Since the moment Obama arrived on the national scene in 2004, the
very idea of leadership has been under assault. Many of the old
institutions that once anchored the American Dream have been bled of
public confidence. Banks, Big Business, the news media and Congress all
polled at or near record lows during his first term. Obama himself was
the target of uncommon vitriol, but he has somehow managed to keep the
public’s faith.
To understand how he kept his job, the best place to start is where
he did. In early 2011, David Simas, a former registrar of deeds in
Taunton, Mass., who had become a senior White House aide, switched on
what might be called one of the largest listening posts in U.S. history.
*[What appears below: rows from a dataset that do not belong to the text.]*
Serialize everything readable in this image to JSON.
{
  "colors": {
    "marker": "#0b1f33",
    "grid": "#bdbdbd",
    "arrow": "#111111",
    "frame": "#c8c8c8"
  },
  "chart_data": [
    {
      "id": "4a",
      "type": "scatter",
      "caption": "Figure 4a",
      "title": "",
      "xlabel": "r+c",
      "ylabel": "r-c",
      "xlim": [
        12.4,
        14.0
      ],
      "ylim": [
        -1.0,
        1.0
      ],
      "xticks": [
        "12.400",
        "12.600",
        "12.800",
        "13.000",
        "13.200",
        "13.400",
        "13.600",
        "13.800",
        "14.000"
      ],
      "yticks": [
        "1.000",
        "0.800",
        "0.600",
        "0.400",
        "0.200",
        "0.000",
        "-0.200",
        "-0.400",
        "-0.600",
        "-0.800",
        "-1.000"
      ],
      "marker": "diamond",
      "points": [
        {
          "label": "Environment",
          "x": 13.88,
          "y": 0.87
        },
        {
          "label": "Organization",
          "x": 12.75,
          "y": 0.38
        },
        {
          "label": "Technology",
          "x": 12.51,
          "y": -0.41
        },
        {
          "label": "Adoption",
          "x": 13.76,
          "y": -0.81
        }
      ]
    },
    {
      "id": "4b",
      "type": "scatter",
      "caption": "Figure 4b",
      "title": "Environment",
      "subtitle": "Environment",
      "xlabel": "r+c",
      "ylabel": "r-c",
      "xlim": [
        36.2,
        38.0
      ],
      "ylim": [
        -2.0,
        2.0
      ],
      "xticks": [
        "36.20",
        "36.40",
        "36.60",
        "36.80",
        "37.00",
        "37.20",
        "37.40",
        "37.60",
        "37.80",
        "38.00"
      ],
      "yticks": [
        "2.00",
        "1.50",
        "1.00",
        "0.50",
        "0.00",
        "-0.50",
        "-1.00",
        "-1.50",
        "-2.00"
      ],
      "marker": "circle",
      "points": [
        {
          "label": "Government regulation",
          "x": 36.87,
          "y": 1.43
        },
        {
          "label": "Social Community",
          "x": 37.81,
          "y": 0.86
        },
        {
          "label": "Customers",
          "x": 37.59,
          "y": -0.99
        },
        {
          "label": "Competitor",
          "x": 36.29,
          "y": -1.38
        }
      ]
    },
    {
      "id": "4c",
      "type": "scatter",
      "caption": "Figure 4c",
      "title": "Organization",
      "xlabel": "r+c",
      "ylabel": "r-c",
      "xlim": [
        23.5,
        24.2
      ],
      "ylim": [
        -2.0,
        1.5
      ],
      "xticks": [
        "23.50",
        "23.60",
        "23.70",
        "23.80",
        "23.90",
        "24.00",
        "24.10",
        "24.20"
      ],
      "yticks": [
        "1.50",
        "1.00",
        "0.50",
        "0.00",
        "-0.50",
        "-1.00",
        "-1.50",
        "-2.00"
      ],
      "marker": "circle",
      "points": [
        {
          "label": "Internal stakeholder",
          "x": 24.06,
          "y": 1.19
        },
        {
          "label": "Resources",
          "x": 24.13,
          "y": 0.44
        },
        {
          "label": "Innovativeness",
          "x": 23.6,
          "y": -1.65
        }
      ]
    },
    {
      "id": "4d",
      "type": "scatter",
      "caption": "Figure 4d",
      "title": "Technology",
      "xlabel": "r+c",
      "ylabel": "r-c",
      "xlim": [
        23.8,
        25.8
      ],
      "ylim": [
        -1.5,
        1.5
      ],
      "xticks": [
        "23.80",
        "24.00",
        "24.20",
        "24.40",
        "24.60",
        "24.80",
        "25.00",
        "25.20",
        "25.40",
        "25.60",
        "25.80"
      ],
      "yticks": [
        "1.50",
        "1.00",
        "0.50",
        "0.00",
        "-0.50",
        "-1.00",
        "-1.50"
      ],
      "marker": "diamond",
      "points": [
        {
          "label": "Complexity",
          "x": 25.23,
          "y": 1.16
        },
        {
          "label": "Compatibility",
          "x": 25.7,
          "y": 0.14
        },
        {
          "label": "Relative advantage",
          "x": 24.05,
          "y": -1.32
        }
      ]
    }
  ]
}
For months on end, two or three nights a week, Simas and his team
secretly gathered voters in rented rooms across the swing states, eight
at a time, the men separated from the women. The Obamans poked at their
guinea pigs’ animal spirits, asked for confessions and played
word-association games. (Among swing voters, Democrat often elicited
Barack Obama, and Republican would yield words like old and backward.)
Live feeds of the focus groups were shown on computer screens at
campaign headquarters in Chicago. The first discovery Simas made held
the keys to the kingdom. “Here is the best thing,” he said of Obama when
he went back to home base. “People trust him.”